According to DirtonDirt, there are some tangible benefits to this marriage; Blair resides less than an hour from the team’s race shop and is also bringing funding to the team for 2023. But of all the late model Silly Season moves announced so far, this one is probably the most difficult to handicap.
5 Dust in the Wind keeps coming
It’s been known that it’s coming, but the reality is the admired I-80 Speedway in Nebraska likely hosted its final race over the weekend, marking the second time in a month that a stalwart Interstate-named racetrack met its demise.
— World of Outlaws (@WorldofOutlaws) October 15, 2022
And sadly, it wasn’t the only closure announced.

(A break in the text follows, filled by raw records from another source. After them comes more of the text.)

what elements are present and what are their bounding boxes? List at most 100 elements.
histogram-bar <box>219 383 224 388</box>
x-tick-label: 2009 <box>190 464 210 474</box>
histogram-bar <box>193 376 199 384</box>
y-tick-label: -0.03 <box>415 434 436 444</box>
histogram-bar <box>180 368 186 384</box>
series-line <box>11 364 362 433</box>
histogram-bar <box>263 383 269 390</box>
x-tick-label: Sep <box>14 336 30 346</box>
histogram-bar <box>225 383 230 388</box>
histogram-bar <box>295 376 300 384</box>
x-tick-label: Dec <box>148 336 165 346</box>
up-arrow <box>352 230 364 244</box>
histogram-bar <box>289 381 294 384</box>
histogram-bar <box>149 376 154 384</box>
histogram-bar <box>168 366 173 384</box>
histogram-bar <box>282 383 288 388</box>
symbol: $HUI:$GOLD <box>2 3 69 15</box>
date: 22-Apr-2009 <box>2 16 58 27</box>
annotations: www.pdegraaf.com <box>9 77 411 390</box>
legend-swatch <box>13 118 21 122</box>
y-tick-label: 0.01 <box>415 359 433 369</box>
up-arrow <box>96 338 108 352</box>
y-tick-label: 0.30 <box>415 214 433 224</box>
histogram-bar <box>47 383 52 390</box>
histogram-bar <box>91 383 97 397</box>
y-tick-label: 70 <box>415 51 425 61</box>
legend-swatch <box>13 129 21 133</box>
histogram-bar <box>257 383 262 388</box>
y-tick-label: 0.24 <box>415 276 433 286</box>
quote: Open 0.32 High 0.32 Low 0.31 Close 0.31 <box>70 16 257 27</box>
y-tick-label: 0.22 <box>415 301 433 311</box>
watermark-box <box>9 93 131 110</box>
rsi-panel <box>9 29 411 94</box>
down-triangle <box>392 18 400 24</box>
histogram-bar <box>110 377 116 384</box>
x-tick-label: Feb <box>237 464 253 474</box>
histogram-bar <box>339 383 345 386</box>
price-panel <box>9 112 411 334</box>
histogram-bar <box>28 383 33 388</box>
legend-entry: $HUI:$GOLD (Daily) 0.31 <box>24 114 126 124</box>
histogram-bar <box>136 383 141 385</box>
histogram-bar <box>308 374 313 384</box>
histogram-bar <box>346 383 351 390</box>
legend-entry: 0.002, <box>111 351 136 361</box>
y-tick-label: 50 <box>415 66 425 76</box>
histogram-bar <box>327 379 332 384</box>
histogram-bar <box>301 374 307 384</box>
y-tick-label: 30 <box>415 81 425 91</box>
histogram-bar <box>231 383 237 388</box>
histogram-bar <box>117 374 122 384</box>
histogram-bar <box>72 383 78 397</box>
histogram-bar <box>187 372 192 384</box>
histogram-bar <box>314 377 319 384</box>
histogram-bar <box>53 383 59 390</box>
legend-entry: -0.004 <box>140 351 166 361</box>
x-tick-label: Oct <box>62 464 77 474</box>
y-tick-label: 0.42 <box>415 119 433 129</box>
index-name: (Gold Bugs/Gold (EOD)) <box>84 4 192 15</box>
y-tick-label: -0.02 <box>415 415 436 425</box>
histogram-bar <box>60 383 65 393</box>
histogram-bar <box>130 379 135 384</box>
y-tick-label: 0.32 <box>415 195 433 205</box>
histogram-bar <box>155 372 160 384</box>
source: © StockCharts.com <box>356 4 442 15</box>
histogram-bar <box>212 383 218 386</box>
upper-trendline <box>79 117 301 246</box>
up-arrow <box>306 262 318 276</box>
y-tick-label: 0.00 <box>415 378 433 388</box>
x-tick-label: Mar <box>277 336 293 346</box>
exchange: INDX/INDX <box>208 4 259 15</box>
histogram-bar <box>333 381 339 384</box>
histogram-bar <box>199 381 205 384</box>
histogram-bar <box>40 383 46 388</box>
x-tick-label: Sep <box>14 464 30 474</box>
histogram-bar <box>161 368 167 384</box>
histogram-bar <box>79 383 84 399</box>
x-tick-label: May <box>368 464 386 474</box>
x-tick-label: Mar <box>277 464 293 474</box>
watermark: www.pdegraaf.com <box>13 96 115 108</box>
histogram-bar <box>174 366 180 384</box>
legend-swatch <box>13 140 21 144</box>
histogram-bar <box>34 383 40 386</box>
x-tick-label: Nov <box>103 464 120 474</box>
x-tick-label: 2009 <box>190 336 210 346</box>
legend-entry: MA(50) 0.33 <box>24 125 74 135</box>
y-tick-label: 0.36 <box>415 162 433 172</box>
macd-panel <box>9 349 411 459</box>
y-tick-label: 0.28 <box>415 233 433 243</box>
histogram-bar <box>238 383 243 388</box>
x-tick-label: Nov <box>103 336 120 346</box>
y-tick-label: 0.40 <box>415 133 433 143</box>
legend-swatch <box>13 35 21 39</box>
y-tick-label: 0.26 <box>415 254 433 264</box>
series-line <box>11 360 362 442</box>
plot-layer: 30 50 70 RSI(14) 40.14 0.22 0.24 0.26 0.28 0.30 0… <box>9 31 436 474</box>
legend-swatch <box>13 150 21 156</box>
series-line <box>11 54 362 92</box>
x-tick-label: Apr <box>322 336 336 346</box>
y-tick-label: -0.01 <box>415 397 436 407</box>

Out west, news has also broken that the Winnemucca Regional Raceway in Nevada will not open for the 2023 season, with the track’s Facebook page remarking simply that “no one stepped up” to make a race season happen.
The story stays the same.
6. What real adversity looks like
With the “adversity” of millionaire athletes playing bumper cars with each other boiling over at Las Vegas on Sunday, let’s close this column with a bit of good news for 2023. Parker Price-Miller, the sprint car young gun who’s missed spurts of the 2022 campaign battling cancer, announced that he is officially in remission and expected to be back contesting All-Star Circuit of Champions races in 2023.
No commentary needed. Ring the bell PPM!